7. Concentration. This is related to the point above. Okay, assume 40% of the holdings are different than the index. That bet could be a 40% position in a single stock or 80 stocks at 0.5% each. Active Share isn’t going to specify, as far as I can tell.
Finally the authors start making some bolder claims like Active Share is actually predictive and can be used to identify good managers going forward. I’m most skeptical of this.
8. Predictive. The authors of Active Share claim that those managers with the highest active share ranking will add the most value. If it were me, I would dial that down a bit. I would say historically speaking, on average, those managers with higher Active Share scores have tended to have more excess return. That’s a big difference.
9. No guarantees.
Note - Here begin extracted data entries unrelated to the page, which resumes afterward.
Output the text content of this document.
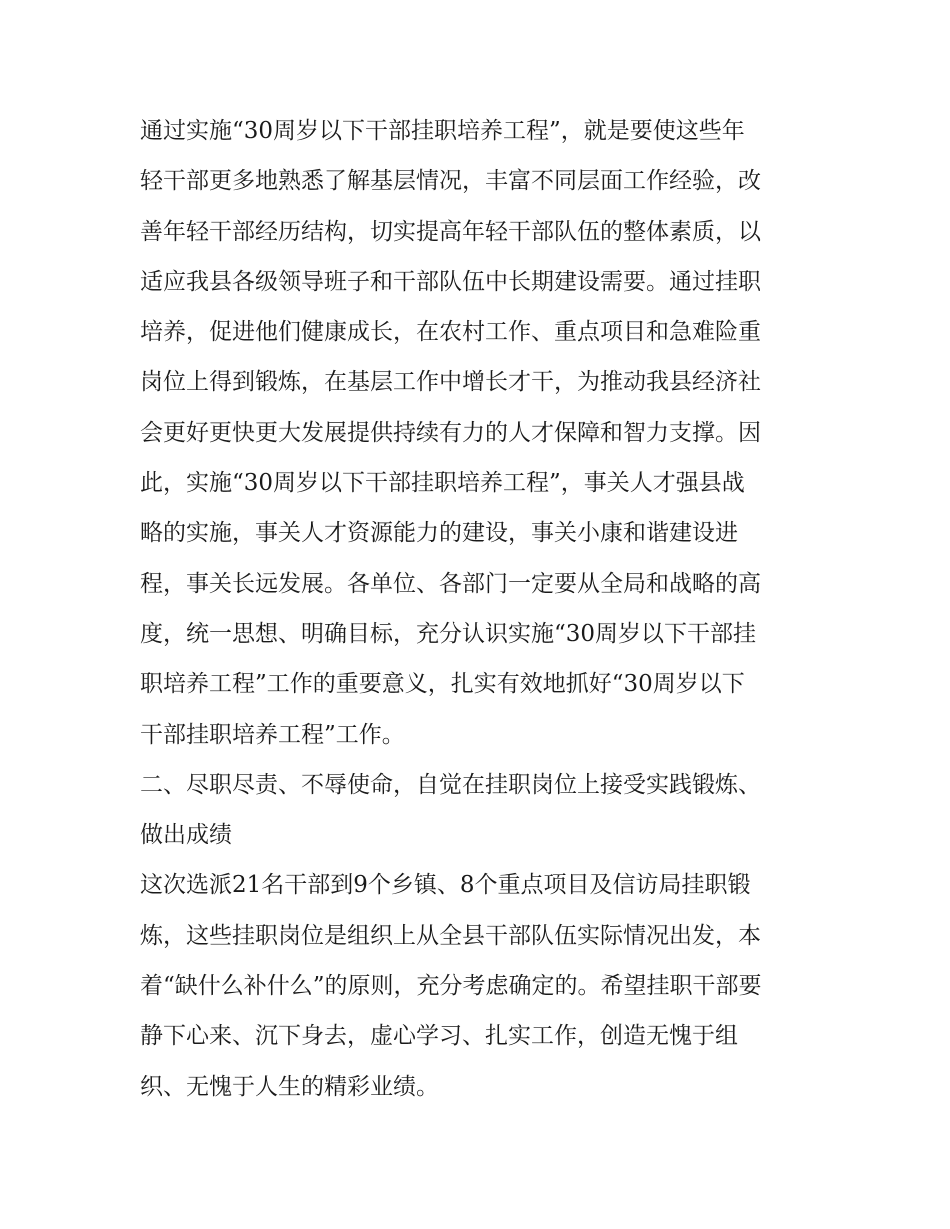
通过实施“30周岁以下干部挂职培养工程”，就是要使这些年
轻干部更多地熟悉了解基层情况，丰富不同层面工作经验，改
善年轻干部经历结构，切实提高年轻干部队伍的整体素质，以
适应我县各级领导班子和干部队伍中长期建设需要。通过挂职
培养，促进他们健康成长，在农村工作、重点项目和急难险重
岗位上得到锻炼，在基层工作中增长才干，为推动我县经济社
会更好更快更大发展提供持续有力的人才保障和智力支撑。因
此，实施“30周岁以下干部挂职培养工程”，事关人才强县战
略的实施，事关人才资源能力的建设，事关小康和谐建设进
程，事关长远发展。各单位、各部门一定要从全局和战略的高
度，统一思想、明确目标，充分认识实施“30周岁以下干部挂
职培养工程”工作的重要意义，扎实有效地抓好“30周岁以下
干部挂职培养工程”工作。
二、尽职尽责、不辱使命，自觉在挂职岗位上接受实践锻炼、
做出成绩
这次选派21名干部到9个乡镇、8个重点项目及信访局挂职锻
炼，这些挂职岗位是组织上从全县干部队伍实际情况出发，本
着“缺什么补什么”的原则，充分考虑确定的。希望挂职干部要
静下心来、沉下身去，虚心学习、扎实工作，创造无愧于组
织、无愧于人生的精彩业绩。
Just because the manager has taken these bets away from the index, there is the very real possibility that these are BAD bets and will blow up. Case in point? The Fairholme fund. At the end of 2010 Fairholme was frequently cited as a great example of a mutual fund with a high degree of Active Share with persistent outperformance. The worm turned in 2011, as the year-to-date performance of Fairholme through Oct 31st was a stunning -23.4% versus a small gain of 1.3% for the S&P 500.
Whenever we come out with a new metric at Zephyr, we are always cautious in explaining the pros, cons, uses, and shortcomings of that metric. Our thoughts on outside metrics should be no different. Yes, Active Share is an interesting idea and will have its uses. No, it is not the be-all, end-all metric that will answer all your problems. There are limitations to Active Share that should be understood, just like anything else.